Cambridge University Press has revealed its collection of online essays about coronavirus, Cambridge Reflections: Covid-19, has attracted 44,000 visitors in the month since it launched.
The publisher's 1584 blog, which hosts the essays on authors' thoughts, insights and reflections on the global pandemic, has seen a 500% increase in traffic since May.
Alex Wright, senior executive publisher and head of Humanities at the Press, said: “It’s been hugely gratifying to see such a great response to Cambridge Reflections. When we launched the series our aim was to provide understanding, perspective and perhaps even some comfort at a time when many people have been left with time for reflection and with understandable anxieties about the future.
“To have had so many readers so quickly is proof that they have been a welcome resource—digestible, bite-sized nuggets of reflection that can be drawn on anywhere someone has access to the internet. It’s clear from our data that people are staying to read at least one and very often more essays, with many returning to see new offerings.”
Among the most popular essays is Gitanjali G Shahani's "Breaking Bread in the Time of Corona". Shahani, a professor of English at San Francisco State University, reflects on how issues to do with food—from the rise of home baking, to queues for supermarkets and, in many places, real hunger—illustrate "‘the ennui, the dread, the loneliness, and the anxiety of a time when we could no longer break bread together".

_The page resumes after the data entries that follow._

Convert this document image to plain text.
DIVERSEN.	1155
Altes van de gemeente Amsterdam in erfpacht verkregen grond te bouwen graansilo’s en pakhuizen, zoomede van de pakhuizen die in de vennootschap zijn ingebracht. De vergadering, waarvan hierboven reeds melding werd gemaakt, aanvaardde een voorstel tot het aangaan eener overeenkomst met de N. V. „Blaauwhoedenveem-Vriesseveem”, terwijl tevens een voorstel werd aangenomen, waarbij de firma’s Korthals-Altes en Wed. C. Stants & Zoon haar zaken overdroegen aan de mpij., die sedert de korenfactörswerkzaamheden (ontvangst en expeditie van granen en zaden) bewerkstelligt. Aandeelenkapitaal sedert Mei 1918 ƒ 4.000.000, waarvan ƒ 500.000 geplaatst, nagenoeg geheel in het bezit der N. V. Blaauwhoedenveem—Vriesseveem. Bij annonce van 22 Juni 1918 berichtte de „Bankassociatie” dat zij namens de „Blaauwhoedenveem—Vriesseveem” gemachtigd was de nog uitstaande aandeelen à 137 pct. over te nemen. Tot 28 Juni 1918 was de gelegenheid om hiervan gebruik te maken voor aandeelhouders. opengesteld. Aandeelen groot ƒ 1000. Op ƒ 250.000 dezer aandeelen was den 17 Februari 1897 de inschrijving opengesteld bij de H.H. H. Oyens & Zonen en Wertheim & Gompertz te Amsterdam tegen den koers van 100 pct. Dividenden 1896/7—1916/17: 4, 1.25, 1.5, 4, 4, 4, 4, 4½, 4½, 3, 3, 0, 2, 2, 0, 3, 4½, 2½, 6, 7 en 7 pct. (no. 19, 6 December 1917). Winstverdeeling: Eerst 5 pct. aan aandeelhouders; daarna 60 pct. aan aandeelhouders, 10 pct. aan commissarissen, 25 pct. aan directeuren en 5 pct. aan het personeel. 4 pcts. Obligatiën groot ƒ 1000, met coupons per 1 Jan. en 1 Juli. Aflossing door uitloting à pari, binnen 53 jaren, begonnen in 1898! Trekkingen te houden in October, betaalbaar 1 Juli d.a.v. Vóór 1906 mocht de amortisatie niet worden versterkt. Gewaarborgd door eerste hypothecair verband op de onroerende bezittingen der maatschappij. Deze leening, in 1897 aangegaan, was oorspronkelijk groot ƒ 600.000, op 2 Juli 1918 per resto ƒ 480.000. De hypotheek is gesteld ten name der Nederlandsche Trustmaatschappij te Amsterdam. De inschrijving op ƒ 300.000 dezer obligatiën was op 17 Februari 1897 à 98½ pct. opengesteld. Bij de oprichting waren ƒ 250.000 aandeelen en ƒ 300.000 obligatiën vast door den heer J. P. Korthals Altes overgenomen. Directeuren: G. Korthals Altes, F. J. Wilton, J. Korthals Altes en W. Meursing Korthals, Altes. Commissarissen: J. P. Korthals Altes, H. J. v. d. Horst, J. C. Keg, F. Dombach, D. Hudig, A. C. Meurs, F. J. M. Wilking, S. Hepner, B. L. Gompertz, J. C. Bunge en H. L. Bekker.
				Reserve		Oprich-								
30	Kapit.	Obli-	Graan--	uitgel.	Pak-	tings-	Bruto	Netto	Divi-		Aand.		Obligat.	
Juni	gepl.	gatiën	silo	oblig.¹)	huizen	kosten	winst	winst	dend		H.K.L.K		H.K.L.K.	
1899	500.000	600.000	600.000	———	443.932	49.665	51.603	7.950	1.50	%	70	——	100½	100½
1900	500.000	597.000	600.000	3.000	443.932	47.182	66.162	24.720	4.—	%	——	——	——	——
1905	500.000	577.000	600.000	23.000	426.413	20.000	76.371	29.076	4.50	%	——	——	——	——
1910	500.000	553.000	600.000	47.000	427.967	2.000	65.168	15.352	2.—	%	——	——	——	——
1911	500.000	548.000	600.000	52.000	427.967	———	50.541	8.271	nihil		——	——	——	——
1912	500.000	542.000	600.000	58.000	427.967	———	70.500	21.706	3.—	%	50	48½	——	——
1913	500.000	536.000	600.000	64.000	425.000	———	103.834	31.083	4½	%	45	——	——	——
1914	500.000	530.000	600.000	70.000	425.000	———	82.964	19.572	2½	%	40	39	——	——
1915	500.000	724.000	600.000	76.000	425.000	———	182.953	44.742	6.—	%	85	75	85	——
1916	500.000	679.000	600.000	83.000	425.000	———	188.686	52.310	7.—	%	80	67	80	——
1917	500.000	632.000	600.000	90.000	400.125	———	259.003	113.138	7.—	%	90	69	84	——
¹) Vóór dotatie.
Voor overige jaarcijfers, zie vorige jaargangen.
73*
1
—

Another popular essay is "The ‘Invisible Enemy’: Language, Trump, and COVID-19" by Janet McIntosh. Professor of Anthropology at Brandeis University, she examines President Trump’s use of language during the crisis and how it plays, in her words, "into the deep cleavages in how Americans think about language politics".
A sub-series of essays, which sees various authors writing about the profound effects of the pandemic and of lockdowns on cities from New York to New Orleans, Paris, Liverpool, Dublin and Buenos Aires, has also attracted hits.